All credit must go to St John Fisher students and staff for pulling off a simply brilliant exposition of one of most well-known musicals in the country.
They managed to unearth some real meaning and nuance to a story that is sometimes lost thanks to the excitement generated by its sing-a-longable tunes.
Nothing encapsulated the kernel of the story clearer than the song ‘No Way to Stop it’. Here, Matthew McKernan’s indomitable Captain von Trapp takes a stand against his fiancé (great characterisation from Kitty Watson) and friend Max (a delightfully sly Ben McGettigan). Von Trapp chooses not to comply with the Nazis. This key moment of the musical isn’t in the film and it really is the most pivotal part of the plot. Here we have three people singing a jolly song about an incredibly difficult moral conundrum. The juxtaposition is deeply uncomfortable and blows away the sentimentality which besets this musical. In the end the most militaristic dictatorial character, the Captain, makes the most humane, loving decision in order to remain free of tyranny.

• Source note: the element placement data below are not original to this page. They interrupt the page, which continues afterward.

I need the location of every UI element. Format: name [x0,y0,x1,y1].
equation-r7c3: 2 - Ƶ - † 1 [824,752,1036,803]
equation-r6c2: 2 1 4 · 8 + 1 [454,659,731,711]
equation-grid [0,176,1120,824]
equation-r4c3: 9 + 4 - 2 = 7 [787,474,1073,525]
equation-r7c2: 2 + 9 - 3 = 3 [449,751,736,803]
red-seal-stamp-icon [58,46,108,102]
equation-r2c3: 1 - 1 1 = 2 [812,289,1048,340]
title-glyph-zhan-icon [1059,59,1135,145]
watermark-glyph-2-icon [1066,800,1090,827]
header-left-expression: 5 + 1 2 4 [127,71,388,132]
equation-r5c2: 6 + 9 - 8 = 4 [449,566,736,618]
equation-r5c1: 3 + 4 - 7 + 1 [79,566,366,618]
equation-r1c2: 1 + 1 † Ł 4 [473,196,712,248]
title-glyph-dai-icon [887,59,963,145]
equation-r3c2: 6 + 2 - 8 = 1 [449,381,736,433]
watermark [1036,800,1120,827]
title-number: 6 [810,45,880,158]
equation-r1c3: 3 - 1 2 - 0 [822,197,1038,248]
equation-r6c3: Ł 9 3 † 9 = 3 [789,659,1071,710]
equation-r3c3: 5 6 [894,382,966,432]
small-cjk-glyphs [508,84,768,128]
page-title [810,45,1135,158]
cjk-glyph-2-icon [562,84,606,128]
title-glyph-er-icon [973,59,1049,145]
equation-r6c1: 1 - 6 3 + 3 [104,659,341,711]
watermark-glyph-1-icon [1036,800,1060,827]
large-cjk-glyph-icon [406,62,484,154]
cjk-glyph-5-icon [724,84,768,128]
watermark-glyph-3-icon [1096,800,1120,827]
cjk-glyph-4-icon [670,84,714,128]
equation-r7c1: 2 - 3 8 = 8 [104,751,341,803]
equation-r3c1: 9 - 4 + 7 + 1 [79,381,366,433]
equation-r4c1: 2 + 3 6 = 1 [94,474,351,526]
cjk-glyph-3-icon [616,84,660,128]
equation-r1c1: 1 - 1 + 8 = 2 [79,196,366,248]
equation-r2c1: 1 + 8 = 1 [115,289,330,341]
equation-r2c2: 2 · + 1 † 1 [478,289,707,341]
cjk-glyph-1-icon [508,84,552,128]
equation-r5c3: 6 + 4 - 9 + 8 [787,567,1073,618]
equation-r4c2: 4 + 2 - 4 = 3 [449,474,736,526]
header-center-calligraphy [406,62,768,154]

It’s moments like this when you realise that one of the reasons this production was so much better than facsimiles of the film was the naturalistic performances of all the actors. The characters were well-thought out and never delivered over the top. And how refreshing to hear a straight clear singing style rather than RnB wannabees belting it out as if in front of Andrew Lloyd-Webber.
The whole production was faithful to the integrity of the story. The set wasn’t just a backdrop it was integral to the plot. Sally Hall’s excellent Liesl and Harry Holroyd’s Rolf sang wonderfully on Sixteen Going On Seventeen perched on a pretty garden swing neatly swaying to one decision and back again showing that nothing is fixed and certain in this deceptively attractive world. That unseen character, the mountains, were beautifully painted as a backdrop and when the family were hiding from the soldiers that you saw their character change from an idyllic childhood playground to menacing summits closing in.
The suspension of disbelief was total throughout despite the fact that you had children playing older adults next to children playing children. You were never sure which was harder but they all made it look easy. St John Fisher newcomer Rosie Winter opened the show and her representation of Maria was faithful to the script, pure, challenging and transformative. And of course you’d expect a Catholic school to get the nuns right and they absolutely did! The costumes were superb and the churchy mannerisms led by the motherly Dominique Simpson playing the Abbess were accurate without verging into a send-up.
Some of the tender moments of the show were beautifully lit. The candles for the nuns processing at the start and the follow-spot lingering on the soloists as they stepped forward leaving the darkness of the stage behind them showed us all we needed.
Twenty scenes in all were all executed perfectly and blended together by a swift and slient production and props team who never missed a beat. The stage choreography worked a treat, never over-elaborate but actually following the text and the flow of the songs, giving the performers the chance to be playful.
There were some absolute delights here like ‘Lonely Goatherd and ‘So Long, Farewell’ which the band accompanied brilliantly. Led by Musical Director Craig Ratcliffe they were the constant voice throughout, how apt that they were stationed behind the backdrop as if the mountains themselves were playing to the characters on stage.
And this is way this musical should be performed, with care and an attention to finding the truth in the story. Something the big budget productions tend to lose in the fight for attention.
What a great evening for the fan and the connoisseur. How will they solve the problem of following this?